With her designer outfits, highlighted hair, high heels and make-up, Brogan is regularly mistaken for an 18-year-old, while Alison - who hardly ever wears make-up - is the one asked for identification when she tries to buy a 15-rated DVD.

But perhaps the most disturbing aspect of allowing Brogan to become so totally immersed in a celebrity culture is that the latest thing she craves is a boob job.

She has told her mother she would like to become a glamour model and is already pestering her for surgery.

‘I keep telling her she’s only 11 and that her figure will develop when she’s older and there’s plenty of time,’ says Alison.

However, considering how Alison has caved in to almost every one of Brogan’s demands, one doubts her ability to say ‘no’ to her daughter.

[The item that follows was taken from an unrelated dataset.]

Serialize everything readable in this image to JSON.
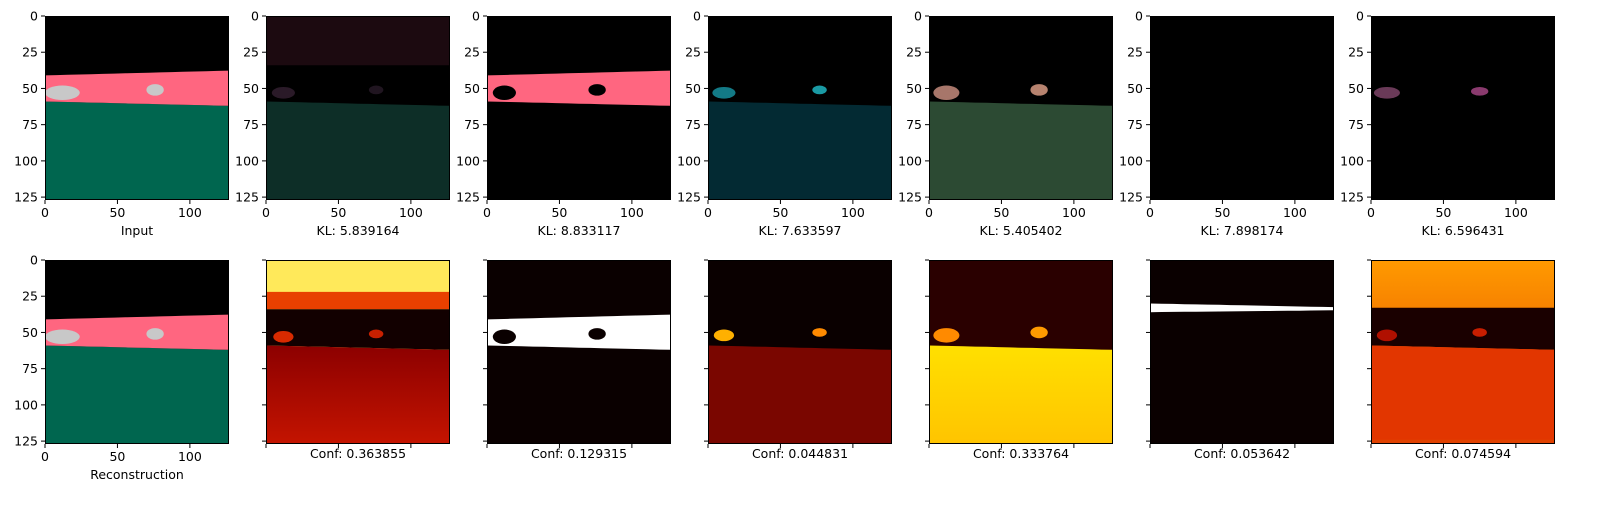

‘I’d love her to become famous, because that’s all she talks about, but it does worry me that she’s now talking about glamour modelling,’ says Alison. ‘She doesn’t really understand the sleazy side of it all because she’s only 11. All she sees is the money, the fame, the nice lifestyle and the parties.

‘I don’t want her to become a glamour model, but I’ve told her I can’t stop her doing what she wants to do when she’s older.

‘I say to her “What about becoming a teacher?” and she’ll just roll her eyes.
‘My youngest says “Mum, I want to be a hairdresser just like you”, but Brogan insists she’ll never be just a hairdresser.’

Perhaps Alison only has herself to blame. Surely she is responsible for allowing Brogan to be mesmerised by these flashy, seductive, overly sexualised images on television and in magazines at such a young age?

And what happens if Brogan doesn’t make it as a model? How, as an adult, is she going to fund the WAG lifestyle inhabited by the Cheryl Coles of this world?

‘I try to tell her that money doesn’t grown on trees. A friend of hers recently got a job doing a paper round and I suggested to Brogan she might like to do the same, but she just said “No chance.”

‘She wants to be a model, nothing else. She wants to be a somebody. She wants the lifestyle.’

And if she doesn’t make it, you know who’s going to be paying for it, in more ways than one.

These people are RUINING their child. Hell, probably have already ruined her beyond repair. I don't feel sorry for them, because they've done it to themselves. But I feel sorry for their daughters. Both of them.

Un-frickin-believable.

Also, designer pacifiers? REALLY? They're just gonna get covered in baby spit! What the hell's the point??